Grain plantings in Poland, the EU’s third-largest producer behind France and Germany, rose by 2.7 percent this year to about 7.6 million hectares (18.8 million acres), the Warsaw-based Central Statistical Office said. In its spring estimate of crop conditions, the office said rapeseed plantings had decreased 26 percent from a year earlier to about 600,000 hectares, according to a survey carried out in the first 10 days of May.
Sugar beet plantings were unchanged from a year earlier at about 203,500 hectares. The winter wheat crop was graded 3.2 on the office’s five- point scale, in which 3 is an “adequate” rating and 4 is “good.” That compares with a 3.5 grade last year. The statistics office rated this year’s rapeseed crop at 3.1, up from 2.9 a year ago.
Winter kill totaled 24.6 percent of all grain plantings, 32.4 percent of winter wheat and 32.2 percent of rapeseed, the statistics office said.
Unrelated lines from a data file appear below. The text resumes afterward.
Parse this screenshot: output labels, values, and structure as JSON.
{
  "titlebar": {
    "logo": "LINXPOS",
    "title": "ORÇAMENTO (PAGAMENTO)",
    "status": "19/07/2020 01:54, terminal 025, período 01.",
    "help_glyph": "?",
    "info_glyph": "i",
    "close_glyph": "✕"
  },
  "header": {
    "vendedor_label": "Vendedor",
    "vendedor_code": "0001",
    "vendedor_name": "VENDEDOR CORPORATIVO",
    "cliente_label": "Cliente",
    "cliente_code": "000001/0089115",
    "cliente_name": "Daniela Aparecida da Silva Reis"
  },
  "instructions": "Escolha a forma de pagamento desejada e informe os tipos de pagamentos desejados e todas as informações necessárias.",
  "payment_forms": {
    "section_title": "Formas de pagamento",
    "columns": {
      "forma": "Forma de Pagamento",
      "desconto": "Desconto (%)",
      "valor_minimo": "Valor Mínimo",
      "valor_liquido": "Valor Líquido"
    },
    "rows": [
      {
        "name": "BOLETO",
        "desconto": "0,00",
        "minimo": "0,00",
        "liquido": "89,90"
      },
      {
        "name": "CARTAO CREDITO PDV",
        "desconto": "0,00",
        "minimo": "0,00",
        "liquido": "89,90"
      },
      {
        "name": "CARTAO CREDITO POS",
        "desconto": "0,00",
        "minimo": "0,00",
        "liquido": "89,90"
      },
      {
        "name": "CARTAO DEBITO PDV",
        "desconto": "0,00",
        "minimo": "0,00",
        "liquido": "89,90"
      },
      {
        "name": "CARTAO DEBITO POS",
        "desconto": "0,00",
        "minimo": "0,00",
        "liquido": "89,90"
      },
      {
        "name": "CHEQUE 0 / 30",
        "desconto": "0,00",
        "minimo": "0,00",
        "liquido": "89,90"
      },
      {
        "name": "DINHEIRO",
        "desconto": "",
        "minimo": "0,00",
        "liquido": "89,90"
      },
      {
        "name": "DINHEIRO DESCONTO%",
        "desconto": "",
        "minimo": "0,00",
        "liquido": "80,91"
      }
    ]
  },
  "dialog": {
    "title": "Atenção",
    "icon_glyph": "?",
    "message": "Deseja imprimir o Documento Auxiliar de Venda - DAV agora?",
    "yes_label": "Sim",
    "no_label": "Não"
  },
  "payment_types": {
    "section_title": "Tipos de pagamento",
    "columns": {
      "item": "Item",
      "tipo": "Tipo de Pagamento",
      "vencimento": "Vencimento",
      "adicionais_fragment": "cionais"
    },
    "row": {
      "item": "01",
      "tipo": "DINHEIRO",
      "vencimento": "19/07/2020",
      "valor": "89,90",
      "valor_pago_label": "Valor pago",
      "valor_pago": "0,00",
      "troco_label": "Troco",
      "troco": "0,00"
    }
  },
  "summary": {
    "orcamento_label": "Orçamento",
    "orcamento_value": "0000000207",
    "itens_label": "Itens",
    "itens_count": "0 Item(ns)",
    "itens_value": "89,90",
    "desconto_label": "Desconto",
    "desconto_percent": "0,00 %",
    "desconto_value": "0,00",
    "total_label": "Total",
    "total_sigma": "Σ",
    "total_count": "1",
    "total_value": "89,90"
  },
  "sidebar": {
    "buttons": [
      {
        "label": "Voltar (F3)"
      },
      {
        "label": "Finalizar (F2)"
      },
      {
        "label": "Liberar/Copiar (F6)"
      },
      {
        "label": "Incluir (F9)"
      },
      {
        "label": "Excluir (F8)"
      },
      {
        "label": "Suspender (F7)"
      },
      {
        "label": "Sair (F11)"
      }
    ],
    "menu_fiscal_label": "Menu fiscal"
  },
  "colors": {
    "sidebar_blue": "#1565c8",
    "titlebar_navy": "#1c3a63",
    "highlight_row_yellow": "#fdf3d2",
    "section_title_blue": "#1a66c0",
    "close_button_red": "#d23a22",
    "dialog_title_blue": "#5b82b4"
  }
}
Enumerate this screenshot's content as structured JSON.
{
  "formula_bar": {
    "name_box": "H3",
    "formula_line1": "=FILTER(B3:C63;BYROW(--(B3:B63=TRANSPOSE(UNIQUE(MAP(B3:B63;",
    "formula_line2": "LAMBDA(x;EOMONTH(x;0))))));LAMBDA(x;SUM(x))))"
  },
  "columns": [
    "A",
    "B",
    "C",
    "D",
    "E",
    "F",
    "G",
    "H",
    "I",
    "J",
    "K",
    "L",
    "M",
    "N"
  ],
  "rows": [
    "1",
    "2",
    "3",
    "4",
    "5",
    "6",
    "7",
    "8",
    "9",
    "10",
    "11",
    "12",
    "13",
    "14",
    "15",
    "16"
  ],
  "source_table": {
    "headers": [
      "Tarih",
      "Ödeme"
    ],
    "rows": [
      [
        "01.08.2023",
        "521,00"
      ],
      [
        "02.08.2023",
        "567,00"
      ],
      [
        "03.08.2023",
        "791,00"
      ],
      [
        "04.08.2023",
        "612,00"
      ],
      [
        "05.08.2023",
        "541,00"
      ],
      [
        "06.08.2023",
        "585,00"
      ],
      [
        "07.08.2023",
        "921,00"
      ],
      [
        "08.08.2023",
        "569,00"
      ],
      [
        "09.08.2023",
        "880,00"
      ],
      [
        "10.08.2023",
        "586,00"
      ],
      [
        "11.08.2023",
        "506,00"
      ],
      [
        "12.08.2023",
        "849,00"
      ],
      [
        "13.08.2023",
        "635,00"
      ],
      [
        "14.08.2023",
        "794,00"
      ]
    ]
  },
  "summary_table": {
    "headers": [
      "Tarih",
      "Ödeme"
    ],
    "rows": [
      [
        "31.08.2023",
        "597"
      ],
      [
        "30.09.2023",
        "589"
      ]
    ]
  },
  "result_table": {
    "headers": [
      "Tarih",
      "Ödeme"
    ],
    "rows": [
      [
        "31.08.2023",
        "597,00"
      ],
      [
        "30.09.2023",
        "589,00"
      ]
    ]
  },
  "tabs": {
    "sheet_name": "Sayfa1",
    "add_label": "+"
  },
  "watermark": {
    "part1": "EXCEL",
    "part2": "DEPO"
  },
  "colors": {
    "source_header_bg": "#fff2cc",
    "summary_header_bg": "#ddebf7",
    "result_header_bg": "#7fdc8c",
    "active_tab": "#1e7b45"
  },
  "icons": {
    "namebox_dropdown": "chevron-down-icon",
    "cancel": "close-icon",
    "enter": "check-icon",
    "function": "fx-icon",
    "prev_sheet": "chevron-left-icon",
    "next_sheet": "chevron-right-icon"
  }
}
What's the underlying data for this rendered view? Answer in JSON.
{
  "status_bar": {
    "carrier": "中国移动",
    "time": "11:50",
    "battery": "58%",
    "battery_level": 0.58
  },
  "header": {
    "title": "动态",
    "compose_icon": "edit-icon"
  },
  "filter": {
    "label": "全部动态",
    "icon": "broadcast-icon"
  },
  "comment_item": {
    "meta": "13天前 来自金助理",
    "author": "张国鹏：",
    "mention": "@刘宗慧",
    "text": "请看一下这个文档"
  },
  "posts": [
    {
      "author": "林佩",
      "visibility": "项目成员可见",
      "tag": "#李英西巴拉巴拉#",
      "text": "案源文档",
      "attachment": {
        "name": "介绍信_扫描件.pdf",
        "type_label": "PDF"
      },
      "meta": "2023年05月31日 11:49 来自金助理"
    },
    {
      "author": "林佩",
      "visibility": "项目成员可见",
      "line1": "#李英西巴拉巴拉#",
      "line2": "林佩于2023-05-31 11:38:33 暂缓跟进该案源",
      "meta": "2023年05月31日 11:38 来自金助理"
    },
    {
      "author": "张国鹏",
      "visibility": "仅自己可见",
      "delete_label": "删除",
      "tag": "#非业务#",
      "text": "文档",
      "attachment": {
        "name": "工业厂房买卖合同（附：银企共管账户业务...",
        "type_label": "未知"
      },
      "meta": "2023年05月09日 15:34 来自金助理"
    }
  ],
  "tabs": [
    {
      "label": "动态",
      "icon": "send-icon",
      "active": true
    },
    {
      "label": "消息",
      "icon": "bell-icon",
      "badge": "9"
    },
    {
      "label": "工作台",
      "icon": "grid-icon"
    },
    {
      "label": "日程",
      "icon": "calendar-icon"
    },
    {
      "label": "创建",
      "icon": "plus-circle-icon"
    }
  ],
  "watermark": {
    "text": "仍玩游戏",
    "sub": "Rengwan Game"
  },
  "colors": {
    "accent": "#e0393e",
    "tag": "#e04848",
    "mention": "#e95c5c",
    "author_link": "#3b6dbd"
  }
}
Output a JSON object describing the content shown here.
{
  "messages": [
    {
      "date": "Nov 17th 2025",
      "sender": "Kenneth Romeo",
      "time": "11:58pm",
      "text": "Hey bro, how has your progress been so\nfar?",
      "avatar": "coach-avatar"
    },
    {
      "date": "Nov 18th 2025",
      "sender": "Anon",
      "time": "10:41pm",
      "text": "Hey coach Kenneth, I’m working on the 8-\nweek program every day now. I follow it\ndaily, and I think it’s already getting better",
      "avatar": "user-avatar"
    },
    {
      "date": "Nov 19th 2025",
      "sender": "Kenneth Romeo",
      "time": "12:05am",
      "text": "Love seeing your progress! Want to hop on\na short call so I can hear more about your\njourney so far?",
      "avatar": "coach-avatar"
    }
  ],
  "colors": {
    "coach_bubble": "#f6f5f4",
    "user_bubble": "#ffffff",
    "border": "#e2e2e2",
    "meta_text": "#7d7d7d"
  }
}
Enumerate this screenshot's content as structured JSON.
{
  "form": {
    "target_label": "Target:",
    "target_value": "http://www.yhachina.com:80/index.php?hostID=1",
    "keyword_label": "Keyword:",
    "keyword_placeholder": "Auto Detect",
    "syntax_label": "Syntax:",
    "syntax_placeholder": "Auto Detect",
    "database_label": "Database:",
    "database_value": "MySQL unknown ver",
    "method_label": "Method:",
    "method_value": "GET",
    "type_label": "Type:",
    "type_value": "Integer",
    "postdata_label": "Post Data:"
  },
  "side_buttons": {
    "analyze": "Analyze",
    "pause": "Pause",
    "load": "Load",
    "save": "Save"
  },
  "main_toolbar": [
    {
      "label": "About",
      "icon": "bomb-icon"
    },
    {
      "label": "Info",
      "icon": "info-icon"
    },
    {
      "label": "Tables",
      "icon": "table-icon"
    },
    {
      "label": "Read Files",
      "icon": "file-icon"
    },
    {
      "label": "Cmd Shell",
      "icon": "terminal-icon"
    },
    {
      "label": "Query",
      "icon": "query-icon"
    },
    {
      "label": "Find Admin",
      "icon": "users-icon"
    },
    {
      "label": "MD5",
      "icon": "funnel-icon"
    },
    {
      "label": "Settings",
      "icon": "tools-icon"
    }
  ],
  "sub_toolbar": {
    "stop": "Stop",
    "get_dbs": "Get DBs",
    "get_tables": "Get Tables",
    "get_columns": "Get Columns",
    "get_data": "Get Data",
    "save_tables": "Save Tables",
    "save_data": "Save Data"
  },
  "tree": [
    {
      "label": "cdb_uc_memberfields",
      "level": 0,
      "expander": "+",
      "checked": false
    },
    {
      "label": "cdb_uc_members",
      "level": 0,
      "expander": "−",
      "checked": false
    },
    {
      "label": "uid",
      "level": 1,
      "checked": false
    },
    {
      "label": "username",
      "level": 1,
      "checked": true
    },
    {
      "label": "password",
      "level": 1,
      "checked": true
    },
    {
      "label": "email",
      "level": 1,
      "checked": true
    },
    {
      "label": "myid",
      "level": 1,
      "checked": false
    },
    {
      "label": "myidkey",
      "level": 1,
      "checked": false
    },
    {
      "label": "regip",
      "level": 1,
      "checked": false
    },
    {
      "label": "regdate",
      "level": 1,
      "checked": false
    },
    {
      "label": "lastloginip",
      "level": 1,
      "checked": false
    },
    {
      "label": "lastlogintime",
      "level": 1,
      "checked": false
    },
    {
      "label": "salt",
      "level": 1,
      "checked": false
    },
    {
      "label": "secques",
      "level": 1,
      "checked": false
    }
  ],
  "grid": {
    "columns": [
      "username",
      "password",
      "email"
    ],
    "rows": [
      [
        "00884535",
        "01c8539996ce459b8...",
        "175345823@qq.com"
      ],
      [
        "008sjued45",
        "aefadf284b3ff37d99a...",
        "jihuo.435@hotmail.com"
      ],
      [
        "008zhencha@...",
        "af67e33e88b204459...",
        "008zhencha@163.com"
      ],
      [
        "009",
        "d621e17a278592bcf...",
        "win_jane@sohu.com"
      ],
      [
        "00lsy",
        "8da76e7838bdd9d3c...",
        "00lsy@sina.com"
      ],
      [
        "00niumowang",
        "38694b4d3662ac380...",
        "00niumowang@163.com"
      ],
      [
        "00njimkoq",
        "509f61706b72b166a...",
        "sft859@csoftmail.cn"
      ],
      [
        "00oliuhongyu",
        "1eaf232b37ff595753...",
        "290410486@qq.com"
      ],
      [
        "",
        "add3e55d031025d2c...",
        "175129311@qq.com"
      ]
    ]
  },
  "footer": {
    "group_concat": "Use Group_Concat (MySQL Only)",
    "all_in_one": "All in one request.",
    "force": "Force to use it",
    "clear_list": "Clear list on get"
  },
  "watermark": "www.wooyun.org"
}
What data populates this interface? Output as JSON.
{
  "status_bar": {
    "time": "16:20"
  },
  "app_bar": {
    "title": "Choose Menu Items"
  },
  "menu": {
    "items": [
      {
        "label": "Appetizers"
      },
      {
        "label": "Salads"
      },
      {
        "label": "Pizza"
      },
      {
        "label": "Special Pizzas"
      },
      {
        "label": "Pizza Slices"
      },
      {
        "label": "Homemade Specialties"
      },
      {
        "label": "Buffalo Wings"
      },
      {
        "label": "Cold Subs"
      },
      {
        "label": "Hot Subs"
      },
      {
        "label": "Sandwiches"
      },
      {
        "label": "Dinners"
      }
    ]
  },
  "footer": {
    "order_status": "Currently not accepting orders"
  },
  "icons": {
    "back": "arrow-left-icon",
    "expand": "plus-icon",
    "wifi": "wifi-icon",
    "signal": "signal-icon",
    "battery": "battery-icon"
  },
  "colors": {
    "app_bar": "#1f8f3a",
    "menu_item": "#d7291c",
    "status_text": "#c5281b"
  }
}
As a result, the sown area for winter grain fell 21.2 percent, while spring grain plantings jumped 39.8 percent to more than 4 million hectares, the office estimated.
Poland’s grain crop may fall below 25 million metric tons this year from 26.6 million tons in 2011 due to damage to the winter wheat crop, the Warsaw-based Institute for Agricultural Economics and Food Economy said in a report published on May 14.